Prepared by Electron Labs
This is in response to the proposal submitted by @sitoula on Near gov under the title "NEAR <> Polkadot using IBC Trustless bridging: Requests"
As pointed out by sitoula, bringing IBC to NEAR will require acceptance of pre-compiles, which will require design, implementation and acceptance of relevant NEPs. NEPs can require a lot of work and take time, and hence we present a simpler solution.
Here, we present a proposal to bring IBC to NEAR without the need for pre-compiles. We achieve this by use of zero knowledge proofs to achieve signature compression. At this time, the proposed solution is ready to be used with IBC. What is even more encouraging is that the Rainbow bridge is already in the process of integrating our solution. Rainbow (NEAR<>Eth Bridge) faces a similar problem i.e. lack of ed25519 pre-compiles on Ethereum.

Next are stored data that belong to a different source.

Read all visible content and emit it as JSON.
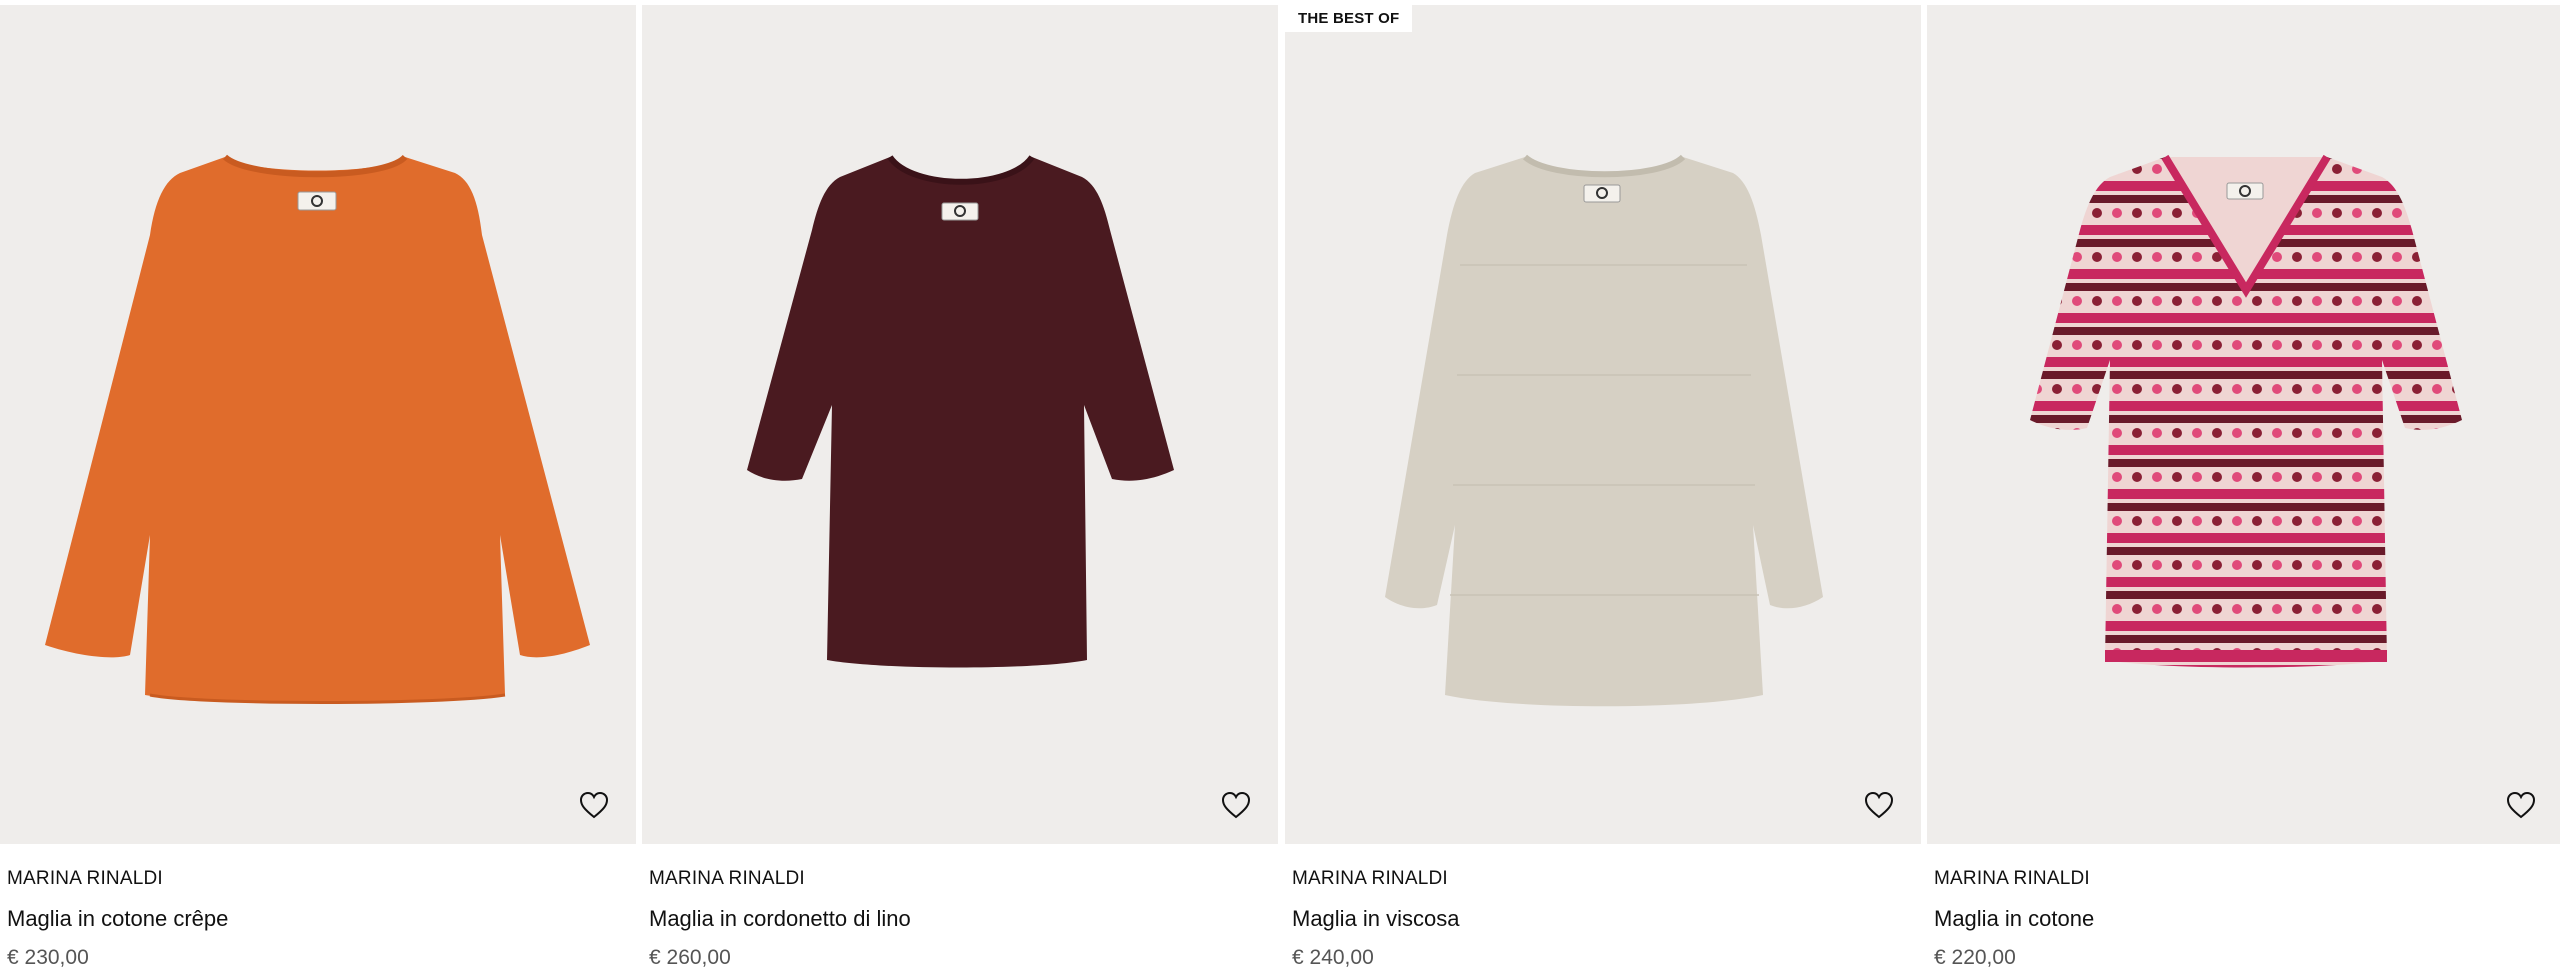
{
  "products": [
    {
      "brand": "MARINA RINALDI",
      "name": "Maglia in cotone crêpe",
      "price": "€ 230,00",
      "badge": "",
      "color": "#e06c2c",
      "wishlist_icon": "heart-outline-icon"
    },
    {
      "brand": "MARINA RINALDI",
      "name": "Maglia in cordonetto di lino",
      "price": "€ 260,00",
      "badge": "",
      "color": "#4a1a20",
      "wishlist_icon": "heart-outline-icon"
    },
    {
      "brand": "MARINA RINALDI",
      "name": "Maglia in viscosa",
      "price": "€ 240,00",
      "badge": "THE BEST OF",
      "color": "#d6d0c4",
      "wishlist_icon": "heart-outline-icon"
    },
    {
      "brand": "MARINA RINALDI",
      "name": "Maglia in cotone",
      "price": "€ 220,00",
      "badge": "",
      "color": "#c8285f",
      "wishlist_icon": "heart-outline-icon"
    }
  ]
}
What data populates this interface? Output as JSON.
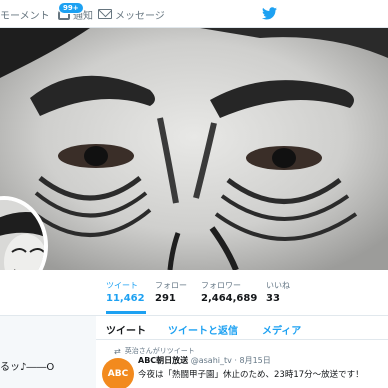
{
  "nav": {
    "moments": "モーメント",
    "notifications": "通知",
    "notification_badge": "99+",
    "messages": "メッセージ"
  },
  "stats": [
    {
      "label": "ツイート",
      "value": "11,462",
      "active": true
    },
    {
      "label": "フォロー",
      "value": "291"
    },
    {
      "label": "フォロワー",
      "value": "2,464,689"
    },
    {
      "label": "いいね",
      "value": "33"
    }
  ],
  "bio": {
    "snippet": "るッ♪――O"
  },
  "timeline": {
    "tabs": [
      "ツイート",
      "ツイートと返信",
      "メディア"
    ],
    "retweet_note": "英治さんがリツイート",
    "tweet": {
      "avatar_text": "ABC",
      "name": "ABC朝日放送",
      "handle": "@asahi_tv · 8月15日",
      "text": "今夜は「熱闘甲子園」休止のため、23時17分～放送です！"
    }
  },
  "colors": {
    "accent": "#1da1f2",
    "tweet_avatar": "#f28a1e"
  },
  "icons": [
    "moments-icon",
    "bell-icon",
    "envelope-icon",
    "twitter-bird-icon",
    "retweet-icon"
  ]
}
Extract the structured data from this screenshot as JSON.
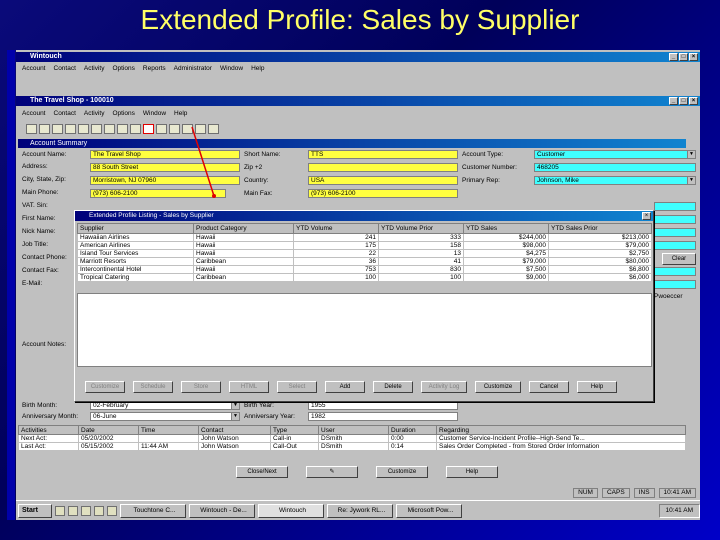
{
  "slide": {
    "title": "Extended Profile: Sales by Supplier"
  },
  "outer_window": {
    "title": "Wintouch",
    "menu": [
      "Account",
      "Contact",
      "Activity",
      "Options",
      "Reports",
      "Administrator",
      "Window",
      "Help"
    ]
  },
  "inner_window": {
    "title": "The Travel Shop - 100010",
    "menu": [
      "Account",
      "Contact",
      "Activity",
      "Options",
      "Window",
      "Help"
    ]
  },
  "account_summary": {
    "section_title": "Account Summary",
    "labels": {
      "account_name": "Account Name:",
      "address": "Address:",
      "city": "City, State, Zip:",
      "main_phone": "Main Phone:",
      "vat": "VAT. Sin:",
      "first_name": "First Name:",
      "nick_name": "Nick Name:",
      "job_title": "Job Title:",
      "contact_phone": "Contact Phone:",
      "contact_fax": "Contact Fax:",
      "email": "E-Mail:",
      "account_notes": "Account Notes:",
      "short_name": "Short Name:",
      "zip4": "Zip +2",
      "country": "Country:",
      "main_fax": "Main Fax:",
      "account_type": "Account Type:",
      "customer_number": "Customer Number:",
      "primary_rep": "Primary Rep:",
      "birth_month": "Birth Month:",
      "anniversary_month": "Anniversary Month:",
      "birth_year": "Birth Year:",
      "anniversary_year": "Anniversary Year:"
    },
    "values": {
      "account_name": "The Travel Shop",
      "address": "88 South Street",
      "city": "Morristown, NJ 07960",
      "main_phone": "(973) 606-2100",
      "short_name": "TTS",
      "country": "USA",
      "main_fax": "(973) 606-2100",
      "account_type": "Customer",
      "customer_number": "468205",
      "primary_rep": "Johnson, Mike",
      "birth_month": "02-February",
      "anniversary_month": "06-June",
      "birth_year": "1955",
      "anniversary_year": "1982",
      "clear_label": "Clear",
      "right_note": "Pwoeccer"
    }
  },
  "dialog": {
    "title": "Extended Profile Listing - Sales by Supplier",
    "columns": [
      "Supplier",
      "Product Category",
      "YTD Volume",
      "YTD Volume Prior",
      "YTD Sales",
      "YTD Sales Prior"
    ],
    "rows": [
      [
        "Hawaiian Airlines",
        "Hawaii",
        "241",
        "333",
        "$244,000",
        "$213,000"
      ],
      [
        "American Airlines",
        "Hawaii",
        "175",
        "158",
        "$98,000",
        "$79,000"
      ],
      [
        "Island Tour Services",
        "Hawaii",
        "22",
        "13",
        "$4,275",
        "$2,750"
      ],
      [
        "Marriott Resorts",
        "Caribbean",
        "36",
        "41",
        "$79,000",
        "$80,000"
      ],
      [
        "Intercontinental Hotel",
        "Hawaii",
        "753",
        "830",
        "$7,500",
        "$6,800"
      ],
      [
        "Tropical Catering",
        "Caribbean",
        "100",
        "100",
        "$9,000",
        "$6,000"
      ]
    ],
    "buttons": [
      "Customize",
      "Schedule",
      "Store",
      "HTML",
      "Select",
      "Add",
      "Delete",
      "Activity Log",
      "Customize",
      "Cancel",
      "Help"
    ]
  },
  "activities": {
    "columns": [
      "Activities",
      "Date",
      "Time",
      "Contact",
      "Type",
      "User",
      "Duration",
      "Regarding"
    ],
    "rows": [
      [
        "Next Act:",
        "05/20/2002",
        "",
        "John Watson",
        "Call-in",
        "DSmith",
        "0:00",
        "Customer Service-Incident Profile--High-Send Te..."
      ],
      [
        "Last Act:",
        "05/15/2002",
        "11:44 AM",
        "John Watson",
        "Call-Out",
        "DSmith",
        "0:14",
        "Sales Order Completed - from Stored Order Information"
      ]
    ],
    "buttons": [
      "Close/Next",
      "Customize",
      "Help"
    ]
  },
  "statusbar": [
    "NUM",
    "CAPS",
    "INS",
    "10:41 AM"
  ],
  "taskbar": {
    "start": "Start",
    "tasks": [
      "Touchtone C...",
      "Wintouch - De...",
      "Wintouch",
      "Re: Jywork RL...",
      "Microsoft Pow..."
    ],
    "clock": "10:41 AM"
  },
  "colors": {
    "field_yellow": "#ffff40",
    "field_cyan": "#40ffff",
    "titlebar": "#00007a",
    "pointer": "#e00000"
  }
}
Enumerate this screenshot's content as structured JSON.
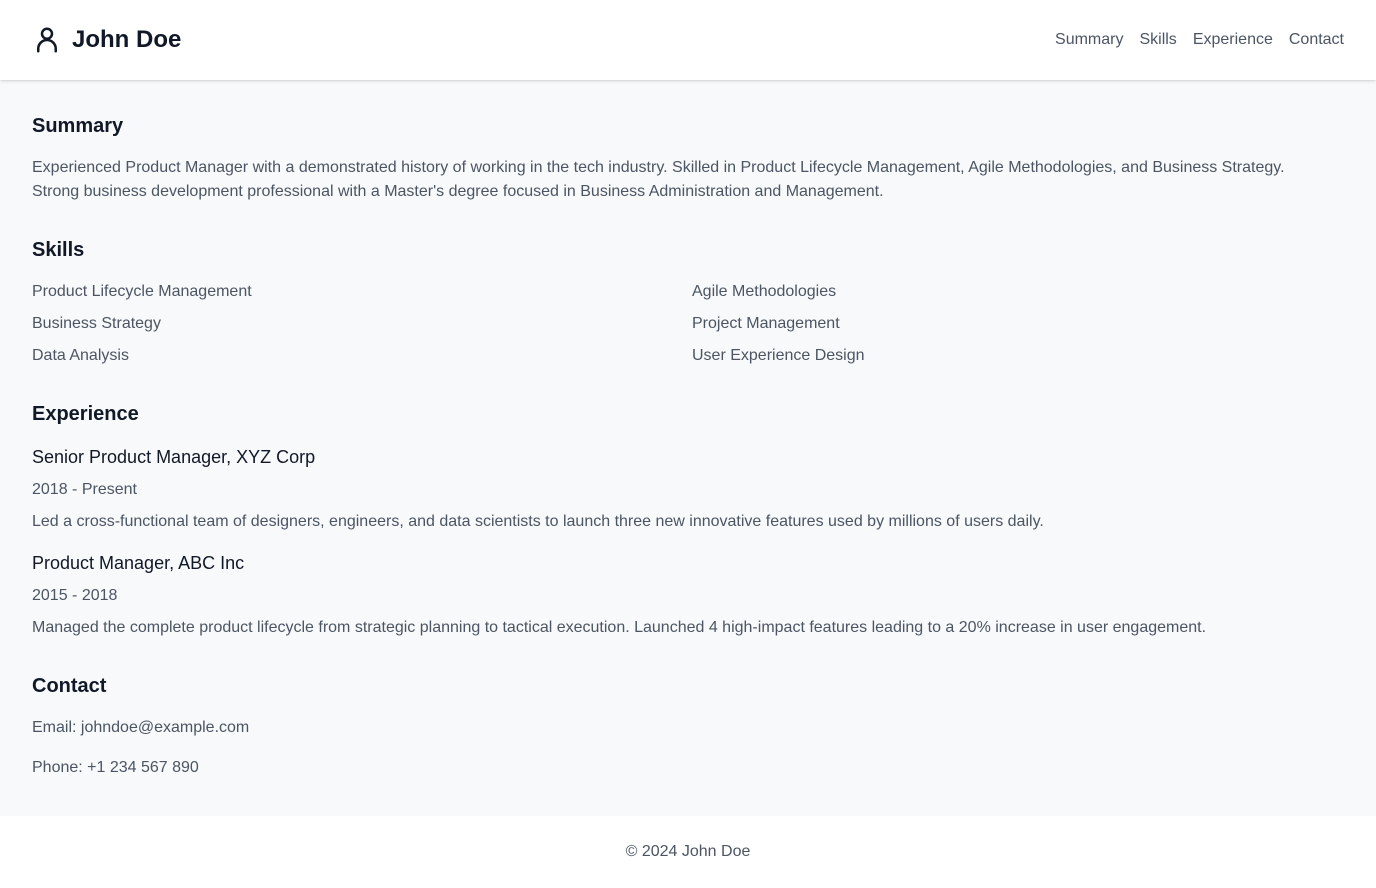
{
  "header": {
    "name": "John Doe",
    "icon": "user-icon",
    "nav": [
      {
        "label": "Summary"
      },
      {
        "label": "Skills"
      },
      {
        "label": "Experience"
      },
      {
        "label": "Contact"
      }
    ]
  },
  "summary": {
    "heading": "Summary",
    "text": "Experienced Product Manager with a demonstrated history of working in the tech industry. Skilled in Product Lifecycle Management, Agile Methodologies, and Business Strategy. Strong business development professional with a Master's degree focused in Business Administration and Management."
  },
  "skills": {
    "heading": "Skills",
    "items": [
      "Product Lifecycle Management",
      "Agile Methodologies",
      "Business Strategy",
      "Project Management",
      "Data Analysis",
      "User Experience Design"
    ]
  },
  "experience": {
    "heading": "Experience",
    "jobs": [
      {
        "title": "Senior Product Manager, XYZ Corp",
        "dates": "2018 - Present",
        "description": "Led a cross-functional team of designers, engineers, and data scientists to launch three new innovative features used by millions of users daily."
      },
      {
        "title": "Product Manager, ABC Inc",
        "dates": "2015 - 2018",
        "description": "Managed the complete product lifecycle from strategic planning to tactical execution. Launched 4 high-impact features leading to a 20% increase in user engagement."
      }
    ]
  },
  "contact": {
    "heading": "Contact",
    "email": "Email: johndoe@example.com",
    "phone": "Phone: +1 234 567 890"
  },
  "footer": {
    "text": "© 2024 John Doe"
  },
  "colors": {
    "background": "#f8f9fa",
    "surface": "#ffffff",
    "heading": "#111827",
    "body_text": "#4b5563"
  }
}
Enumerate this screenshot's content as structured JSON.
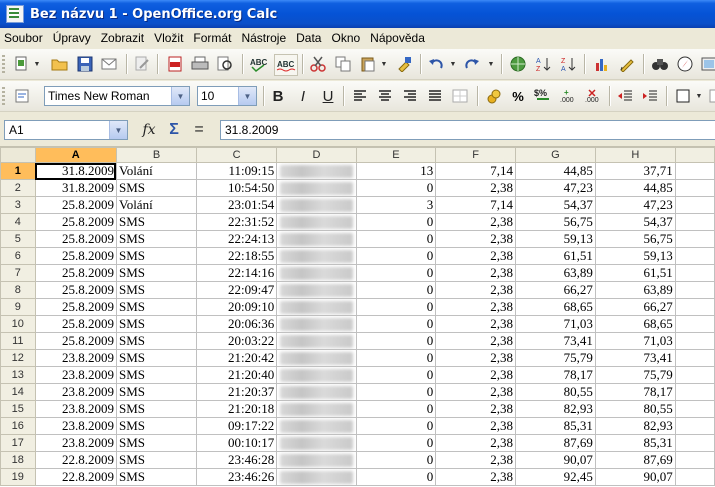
{
  "window": {
    "title": "Bez názvu 1 - OpenOffice.org Calc"
  },
  "menu": [
    "Soubor",
    "Úpravy",
    "Zobrazit",
    "Vložit",
    "Formát",
    "Nástroje",
    "Data",
    "Okno",
    "Nápověda"
  ],
  "format_toolbar": {
    "font_name": "Times New Roman",
    "font_size": "10",
    "bold": "B",
    "italic": "I",
    "underline": "U"
  },
  "formula_bar": {
    "cell_ref": "A1",
    "function_wizard": "fx",
    "sum": "Σ",
    "equals": "=",
    "content": "31.8.2009"
  },
  "sheet": {
    "columns": [
      "A",
      "B",
      "C",
      "D",
      "E",
      "F",
      "G",
      "H"
    ],
    "rows": [
      {
        "n": "1",
        "a": "31.8.2009",
        "b": "Volání",
        "c": "11:09:15",
        "e": "13",
        "f": "7,14",
        "g": "44,85",
        "h": "37,71"
      },
      {
        "n": "2",
        "a": "31.8.2009",
        "b": "SMS",
        "c": "10:54:50",
        "e": "0",
        "f": "2,38",
        "g": "47,23",
        "h": "44,85"
      },
      {
        "n": "3",
        "a": "25.8.2009",
        "b": "Volání",
        "c": "23:01:54",
        "e": "3",
        "f": "7,14",
        "g": "54,37",
        "h": "47,23"
      },
      {
        "n": "4",
        "a": "25.8.2009",
        "b": "SMS",
        "c": "22:31:52",
        "e": "0",
        "f": "2,38",
        "g": "56,75",
        "h": "54,37"
      },
      {
        "n": "5",
        "a": "25.8.2009",
        "b": "SMS",
        "c": "22:24:13",
        "e": "0",
        "f": "2,38",
        "g": "59,13",
        "h": "56,75"
      },
      {
        "n": "6",
        "a": "25.8.2009",
        "b": "SMS",
        "c": "22:18:55",
        "e": "0",
        "f": "2,38",
        "g": "61,51",
        "h": "59,13"
      },
      {
        "n": "7",
        "a": "25.8.2009",
        "b": "SMS",
        "c": "22:14:16",
        "e": "0",
        "f": "2,38",
        "g": "63,89",
        "h": "61,51"
      },
      {
        "n": "8",
        "a": "25.8.2009",
        "b": "SMS",
        "c": "22:09:47",
        "e": "0",
        "f": "2,38",
        "g": "66,27",
        "h": "63,89"
      },
      {
        "n": "9",
        "a": "25.8.2009",
        "b": "SMS",
        "c": "20:09:10",
        "e": "0",
        "f": "2,38",
        "g": "68,65",
        "h": "66,27"
      },
      {
        "n": "10",
        "a": "25.8.2009",
        "b": "SMS",
        "c": "20:06:36",
        "e": "0",
        "f": "2,38",
        "g": "71,03",
        "h": "68,65"
      },
      {
        "n": "11",
        "a": "25.8.2009",
        "b": "SMS",
        "c": "20:03:22",
        "e": "0",
        "f": "2,38",
        "g": "73,41",
        "h": "71,03"
      },
      {
        "n": "12",
        "a": "23.8.2009",
        "b": "SMS",
        "c": "21:20:42",
        "e": "0",
        "f": "2,38",
        "g": "75,79",
        "h": "73,41"
      },
      {
        "n": "13",
        "a": "23.8.2009",
        "b": "SMS",
        "c": "21:20:40",
        "e": "0",
        "f": "2,38",
        "g": "78,17",
        "h": "75,79"
      },
      {
        "n": "14",
        "a": "23.8.2009",
        "b": "SMS",
        "c": "21:20:37",
        "e": "0",
        "f": "2,38",
        "g": "80,55",
        "h": "78,17"
      },
      {
        "n": "15",
        "a": "23.8.2009",
        "b": "SMS",
        "c": "21:20:18",
        "e": "0",
        "f": "2,38",
        "g": "82,93",
        "h": "80,55"
      },
      {
        "n": "16",
        "a": "23.8.2009",
        "b": "SMS",
        "c": "09:17:22",
        "e": "0",
        "f": "2,38",
        "g": "85,31",
        "h": "82,93"
      },
      {
        "n": "17",
        "a": "23.8.2009",
        "b": "SMS",
        "c": "00:10:17",
        "e": "0",
        "f": "2,38",
        "g": "87,69",
        "h": "85,31"
      },
      {
        "n": "18",
        "a": "22.8.2009",
        "b": "SMS",
        "c": "23:46:28",
        "e": "0",
        "f": "2,38",
        "g": "90,07",
        "h": "87,69"
      },
      {
        "n": "19",
        "a": "22.8.2009",
        "b": "SMS",
        "c": "23:46:26",
        "e": "0",
        "f": "2,38",
        "g": "92,45",
        "h": "90,07"
      }
    ]
  },
  "colors": {
    "title_bar": "#0553d6",
    "selected_header": "#ffbd5b"
  }
}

The Composable/IBC team can start the integration process today by referring to our documentation given at Electron Docs (see comments for link)
No developer bandwidth is required from the NEAR core team, as our solution exists completely as a smart contract and does not require any work on NEARCore.
The Composable team has requested pre-compiles since it is important to be able to verify a batch of digital signatures (ed25519, sr25519, ecdsa on secp256k1) in a single NEAR transaction. The batch size is required to be 130 signatures but is likely to increase to 667 in near future.
We propose that rather than submitting the signatures directly on-chain, one can create a zk-proof of the validity of the signature batch and submit the proof on-chain instead.
By use of zk-snarks, it will cost 104T gas per batch of signatures. (see comments for link)
At Electron Labs, we have built a circom-based library that allows you to generate a zk-snark proof for a batch of Ed25519 signatures. You can check out the details of our mathematical approach here (see comments for link). Check out the complete code base here.
For now, our solution supports batch sizes of up to 99 signatures per zk-proof. This means we will need two zk-proofs to verify the entire 130 signatures batch. These should fit easily into one transaction consuming 208T (2*104T) gas.
In order to scale up to 667 signatures, we would need to integrate recursive snark technology. At Electron Labs, we already have this in our roadmap, and can bring it forward if required. Post this integration, we can scale the batch size to a very large number.
Our proof generation system can be shipped as a microservice such that the relayer infrastructure can run it on their machine. To make integration smoother, we have deployed a server whose endpoints allow you to submit a batch of signatures and get the zk-proof in return. You can test this out right now using the API reference given here - Electron Server
Once the proof is generated, you will need to verify it on-chain. For this, we have shipped a zk-snark verifier as a smart contract. You can find link to the code in the comments.
- As the number of validators in the Polkadot set grows, the number of signatures could further increase which can become difficult to handle with pre-compiles. This is easily solved with our approach as one will be able to prove a large number of signatures once snark recursion is integrated into our tech.
- Our approach will enable the verification of sr25519 as well as it can be easily included in the zk-proof. This is helpful since it is possible that sr25519 may not be included in the NEP (based on github comments for the NEP364)
- Our solution is already being deployed with Rainbow bridge, and hence a lot of integration specifics have been figured out.
Rainbow Bridge (NEAR<>Eth) also faces a similar problem since Ethereum does not have pre-compiles for ed25519. The cost of verifying a batch of 100 signatures on Ethereum is prohibitively large. We are currently in the process of integrating our zk-based solution and working with the Rainbow team on this.
You can check out the initial proposal for this idea here which was submitted on Nov, 21
zk-proof verification requires operations on the altbn128 curve. The pre-complies for this have already been accepted into NEARCore, and are likely to go live in the next release. See link to GitHub in comments.
Once these pre-compiles are live, the cost of verifying a zk-proof will come down significantly (from the current 104T gas), making the process extremely cheap.
We will love to work with the relevant teams to take this to production.